NACH MOSKAU!
Seltsamerweise kann ich mich nicht mehr an das genaue Datum unserer Ausreise aus Deutschland erinnern. Es muss aber einer der letzten Augusttage 1933 gewesen sein, an dem mein zwei Jahre älterer Bruder Walter und ich, gerade sechzehnjährig, auf der Hintertreppe unseres Tempelhofer Mietshauses per Selbstauslöser ein Abschiedsfoto machten. Zwar lachen wir dort, doch war uns eigentlich nicht ganz geheuer zumute. Immerhin verriet unser Gepäck, dass wir nicht nur eine Wochenendreise nach Kopenhagen vorhatten. Was würde geschehen, wenn man Verdacht schöpfte, uns einer gründlichen Untersuchung an der Grenze unterzog und unsere Sowjetvisa entdeckte?

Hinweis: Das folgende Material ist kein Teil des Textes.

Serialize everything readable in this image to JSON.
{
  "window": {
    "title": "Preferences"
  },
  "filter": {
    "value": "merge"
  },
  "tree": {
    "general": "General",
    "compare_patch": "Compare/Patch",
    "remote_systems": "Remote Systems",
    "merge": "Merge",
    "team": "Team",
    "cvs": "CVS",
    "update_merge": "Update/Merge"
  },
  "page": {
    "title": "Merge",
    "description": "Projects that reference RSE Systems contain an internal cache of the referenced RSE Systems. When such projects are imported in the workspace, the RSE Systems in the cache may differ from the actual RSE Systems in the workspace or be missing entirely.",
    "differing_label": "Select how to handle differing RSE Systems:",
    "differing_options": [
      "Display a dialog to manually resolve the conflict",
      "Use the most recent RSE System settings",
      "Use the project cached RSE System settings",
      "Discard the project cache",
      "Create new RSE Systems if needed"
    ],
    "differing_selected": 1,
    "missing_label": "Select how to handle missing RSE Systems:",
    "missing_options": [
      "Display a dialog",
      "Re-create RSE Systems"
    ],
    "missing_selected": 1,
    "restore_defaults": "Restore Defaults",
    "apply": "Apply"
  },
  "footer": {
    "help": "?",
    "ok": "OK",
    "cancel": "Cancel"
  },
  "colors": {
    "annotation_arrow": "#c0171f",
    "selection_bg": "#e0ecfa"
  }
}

Um unliebsamen Überraschungen vorzubeugen, hatten Walter und ich – beide blond und blauäugig – so etwas wie Nazibonzen-Zivil angelegt: Schaftstiefel und Breeches, wie sie SS-Männer trugen, dazu sportliche Sakkos. Trotzdem gingen uns auf der Fahrt von Berlin nach Warnemünde fast die Nerven durch. Die Anspannung schlug in Albernheit um. Unser Gekicher hätte jedem aufmerksamen Beobachter verraten, dass mit uns etwas nicht in Ordnung war. An der Grenze lief jedoch alles komplikationslos ab. Die noch aus der «Regimezeit» stammenden Zöllner drückten routinemäßig ihre Stempel in unsere Pässe, und zwei zunächst argwöhnisch dreinschauende SS-Leute, an denen die Ausreisenden vorbeimussten, nickten uns sogar freundlich zu. Unvergesslich der Augenblick, als ich, nun alle Gefahren hinter mir wissend, auf das Oberdeck des Fährschiffes Warnemünde – Gedser in die dunkle, warme Augustnacht hinaustrat.
Im unwirklichen Licht des allzu frühen Morgens erreichten wir Kopenhagen. Walter kannte eine dänische Familie, deren Sohn er auf einer Schulreise nach Kopenhagen kennengelernt hatte. Als wir dort gegen acht Uhr klingelten, ließ man uns jedoch nicht einmal über die Schwelle. Wahrscheinlich befürchteten die Leute, dass wir uns, aus Deutschland vertrieben, bei ihnen einnisten wollten.
Sechs oder acht Stunden lungerten wir in Kopenhagen einfach herum. Ich rauchte meine letzte deutsche Zigarette (Muratti For ever) und überlegte, ob ich den Nichtraucher Walter, der die Kasse verwaltete, um ein paar Kronen für etwas Rauchzeug bitten sollte. Zu meinem Erstaunen bewilligte er mir sogar eine Schachtel mittlerer Preisklasse.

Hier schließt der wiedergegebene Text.